Emma also tends not to have much meta-cognition—instead, we, the readers, act as her meta evaluator. For example, she moves briefly in this direction after Elton foolish declares her love, but she pulls back before it can come to fruition:

She had had many a hint from Mr. Knightley and some from her own heart, as to her deficiency—but none were equal to counteract the persuasion of its being very disagreeable,—a waste of time—tiresome women—and all the horror of being in danger of falling in with the second-rate and third-rate of Highbury, who were calling on them for ever, and therefore she seldom went near [the Bates, who she considers inferiors].
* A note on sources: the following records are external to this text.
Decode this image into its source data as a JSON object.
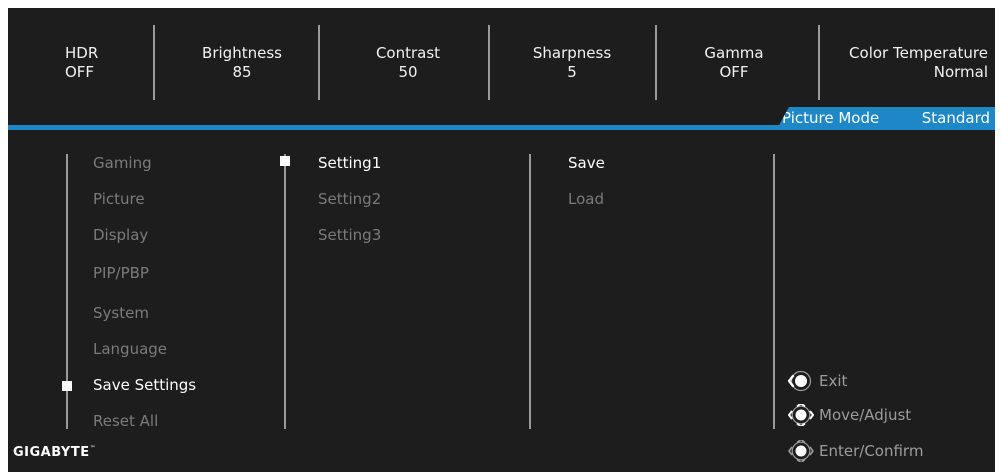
{
  "status_bar": [
    {
      "label": "HDR",
      "value": "OFF"
    },
    {
      "label": "Brightness",
      "value": "85"
    },
    {
      "label": "Contrast",
      "value": "50"
    },
    {
      "label": "Sharpness",
      "value": "5"
    },
    {
      "label": "Gamma",
      "value": "OFF"
    },
    {
      "label": "Color Temperature",
      "value": "Normal"
    }
  ],
  "picture_mode": {
    "label": "Picture Mode",
    "value": "Standard"
  },
  "main_menu": {
    "items": [
      "Gaming",
      "Picture",
      "Display",
      "PIP/PBP",
      "System",
      "Language",
      "Save Settings",
      "Reset All"
    ],
    "selected": "Save Settings"
  },
  "settings_menu": {
    "items": [
      "Setting1",
      "Setting2",
      "Setting3"
    ],
    "selected": "Setting1"
  },
  "action_menu": {
    "items": [
      "Save",
      "Load"
    ],
    "selected": "Save"
  },
  "footer": {
    "brand": "GIGABYTE",
    "trademark": "™",
    "hints": [
      {
        "icon": "joystick-left-icon",
        "label": "Exit"
      },
      {
        "icon": "joystick-all-directions-icon",
        "label": "Move/Adjust"
      },
      {
        "icon": "joystick-press-icon",
        "label": "Enter/Confirm"
      }
    ]
  },
  "colors": {
    "accent": "#1e88c7",
    "background": "#1d1d1d",
    "inactive_text": "#7b7b7b",
    "active_text": "#ffffff"
  }
}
Whatever hints Knightley drops Emma ignores through most of the novel—likewise the ones “from her own heart.” Her own choices must be right because they come from her, even when those choices spring from unarticulated values that don’t hold up to Knightley’s clarifying vision. Emma never interrogates what “the second rate and third rate” mean: that’s one of the frustrating parts about this novel and so many others. The characters lack the ability to explicitly question their own values, even as they express what values they hold by denigrating the values of other characters. This is part of the joke and the irony of the novel, of course, but I tend prefer characters with somewhat greater self-awareness.

But the pleasure of Emma is realizing that its characters lack much of the self-awareness we think they should have. They debate values when they should be debating their debate on values. That, instead, is left to the critics.